First is the absence of true deep creativity. Unlike human scientists, AI cannot yet pose genuinely valuable and original scientific questions, such as the Riemann hypothesis. Formulating the right questions remains one of the most challenging aspects of science, and in this respect, AI lags significantly behind humans.
Second is the lack of consistency in output. While AI can solve complex problems like International Math Olympiad questions, it might falter on basic elementary-level math problems if the question is framed differently. Such inconsistencies do not occur with human scientists.
Defining AGI and the Road to Realization
Hassabis defines Artificial General Intelligence (AGI) as a system possessing all the cognitive abilities of the human mind. Whether AGI can be achieved by merely scaling current models remains an open question. He suggests that a few more significant breakthroughs, akin to Transformer models or deep reinforcement learning, may be necessary.
The foundational models of today will likely form the core framework of future AGI, but Hassabis believes its realization will require both symbolic creativity and rigorous scientific validation. AI must not only propose valuable new theories in physics or mathematics but also invent elegant new games like Go, while undergoing relentless testing to ensure all its abilities are free of flaws.

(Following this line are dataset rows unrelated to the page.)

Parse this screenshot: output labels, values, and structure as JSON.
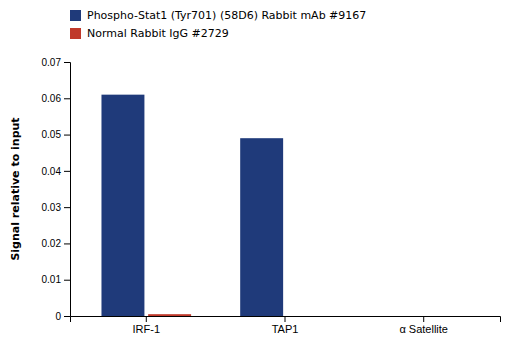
{
  "chart_data": {
    "type": "bar",
    "categories": [
      "IRF-1",
      "TAP1",
      "α Satellite"
    ],
    "series": [
      {
        "name": "Phospho-Stat1 (Tyr701) (58D6) Rabbit mAb #9167",
        "color": "#1F3A7A",
        "values": [
          0.061,
          0.049,
          0.0
        ]
      },
      {
        "name": "Normal Rabbit IgG #2729",
        "color": "#C0392B",
        "values": [
          0.0005,
          0.0,
          0.0
        ]
      }
    ],
    "ylabel": "Signal relative to input",
    "ylim": [
      0,
      0.07
    ],
    "yticks": [
      0,
      0.01,
      0.02,
      0.03,
      0.04,
      0.05,
      0.06,
      0.07
    ],
    "legend": "upper-left",
    "grid": false
  }
}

Principles for AI Safety and Future Vision
Hassabis envisions AI as a powerful tool for scientists over the next decade, capable of increasing the efficiency of hypothesis generation by tenfold or even a hundredfold. In the long term, AI will gradually evolve into a true partner in scientific research.

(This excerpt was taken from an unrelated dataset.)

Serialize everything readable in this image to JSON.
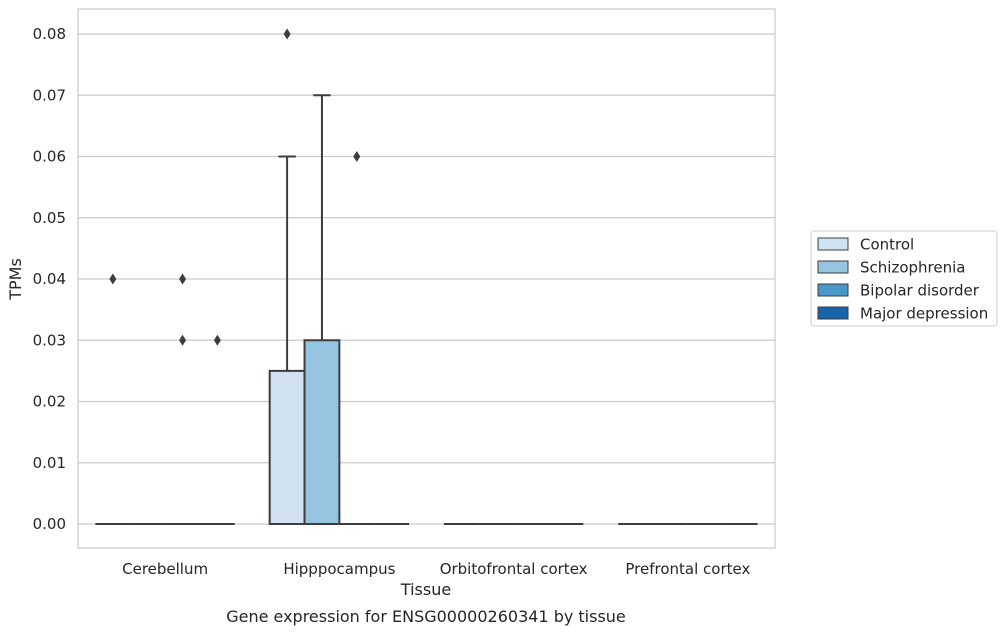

He emphasizes the importance of responsible AI development, which requires strict adherence to the scientific method, rigorous testing and validation, and proactive consideration of secondary effects before deployment. Hassabis argues that the scientific method is better suited to managing the profound impact of AI than the “build first, ask questions later” culture often associated with hackers.
Hassabis highlights two core benefits he hopes AI will bring to humanity. The first is improving human health, particularly by overcoming diseases and extending benefits to underserved regions. The second is addressing climate and energy challenges through the development of new materials and technologies, optimizing infrastructure and energy systems, and modeling and analyzing ecological changes.

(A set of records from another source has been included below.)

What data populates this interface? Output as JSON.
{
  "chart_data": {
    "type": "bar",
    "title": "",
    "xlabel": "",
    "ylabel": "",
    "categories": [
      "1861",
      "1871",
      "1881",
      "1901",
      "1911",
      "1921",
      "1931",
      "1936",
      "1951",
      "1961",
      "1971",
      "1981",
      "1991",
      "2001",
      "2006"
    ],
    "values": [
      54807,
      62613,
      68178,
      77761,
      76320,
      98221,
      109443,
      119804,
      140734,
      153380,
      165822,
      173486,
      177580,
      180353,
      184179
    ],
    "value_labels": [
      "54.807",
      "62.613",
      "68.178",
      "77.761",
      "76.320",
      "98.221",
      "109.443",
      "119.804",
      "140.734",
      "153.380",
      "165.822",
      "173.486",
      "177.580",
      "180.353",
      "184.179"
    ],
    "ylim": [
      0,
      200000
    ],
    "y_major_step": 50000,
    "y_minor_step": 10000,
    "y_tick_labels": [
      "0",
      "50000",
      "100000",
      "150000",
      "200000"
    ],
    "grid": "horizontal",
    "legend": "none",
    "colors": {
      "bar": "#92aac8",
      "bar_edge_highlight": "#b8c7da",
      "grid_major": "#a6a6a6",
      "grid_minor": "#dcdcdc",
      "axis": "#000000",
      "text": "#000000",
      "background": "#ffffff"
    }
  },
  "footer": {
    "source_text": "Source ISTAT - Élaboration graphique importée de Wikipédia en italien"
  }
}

At the current pace of development, Hassabis hopes humanity can safely achieve AGI by 2050, benefiting all of humanity. This would usher in a new golden age of scientific discovery and a post-AGI civilization of unparalleled material and intellectual abundance.
Throughout the interview, Hassabis made it clear that he regards AI not merely as a technical tool, but as an entity fundamentally extending humanity’s intellectual exploration. The success of AlphaFold is a vivid testament to this vision, with AI solving the biological challenge of protein structure prediction and providing tangible evidence for his aspirations.
Frequently Asked Questions
- What can AlphaFold 3 predict?
- AlphaFold 3 can predict not only protein-protein interactions but also interactions among nearly all major molecular entities. This includes modeling the behavior of diverse molecules such as proteins, DNA, RNA, and small compounds involved in biological processes.
- What specific capabilities does Hassabis see as necessary for achieving AGI?
- Hassabis identifies two key conditions: first, AI must demonstrate symbolic creativity, such as proposing valuable new physical theories, mathematical conjectures, or inventing elegant new games. Second, it must undergo exhaustive testing to rigorously verify that all its capabilities are free of flaws.
- What are the current limitations of AI in science?
- There are two main weaknesses: the lack of true deep creativity, as AI cannot yet formulate groundbreaking scientific questions; and inconsistent output, where AI may solve complex problems but fail on simpler ones if the question is framed differently, an issue human scientists do not face.